A Fast Finite Field Multiplier for SIKE

TL;DR

This paper introduces a high-throughput finite field multiplier optimized for SIKE, significantly accelerating isogeny-based cryptography by leveraging deep pipelining and data interleaving techniques.

Contribution

It presents a novel finite field multiplier design that improves throughput and reduces latency for SIKE's finite field operations.

Findings

Achieves 4.48x higher throughput than previous designs.

Attains 1.43x higher throughput than the current state-of-the-art.

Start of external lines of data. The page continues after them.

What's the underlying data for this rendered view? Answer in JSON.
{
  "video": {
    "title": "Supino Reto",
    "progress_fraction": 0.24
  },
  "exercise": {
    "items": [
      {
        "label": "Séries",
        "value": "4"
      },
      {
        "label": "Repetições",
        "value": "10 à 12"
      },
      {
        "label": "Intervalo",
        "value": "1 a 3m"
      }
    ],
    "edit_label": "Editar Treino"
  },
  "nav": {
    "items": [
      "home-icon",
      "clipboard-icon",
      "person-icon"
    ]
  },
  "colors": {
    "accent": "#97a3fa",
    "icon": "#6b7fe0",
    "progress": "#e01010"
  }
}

Utilizes deep pipelining and data interleaving for hardware efficiency.

Abstract

Various post-quantum cryptography algorithms have been recently proposed. Supersingluar isogeny Diffie-Hellman key exchange (SIKE) is one of the most promising candidates due to its small key size. However, the SIKE scheme requires numerous finite field multiplications for its isogeny computation, and hence suffers from slow encryption and decryption process. In this paper, we propose a fast finite field multiplier design that performs multiplications in GF(p) with high throughput and low latency. The design accelerates the computation by adopting deep pipelining, and achieves high hardware utilization through data interleaving. The proposed finite field multiplier demonstrates 4.48 times higher throughput than prior work based on the identical fast multiplication algorithm and 1.43 times higher throughput than the state-of-the-art fast finite field multiplier design aimed at SIKE.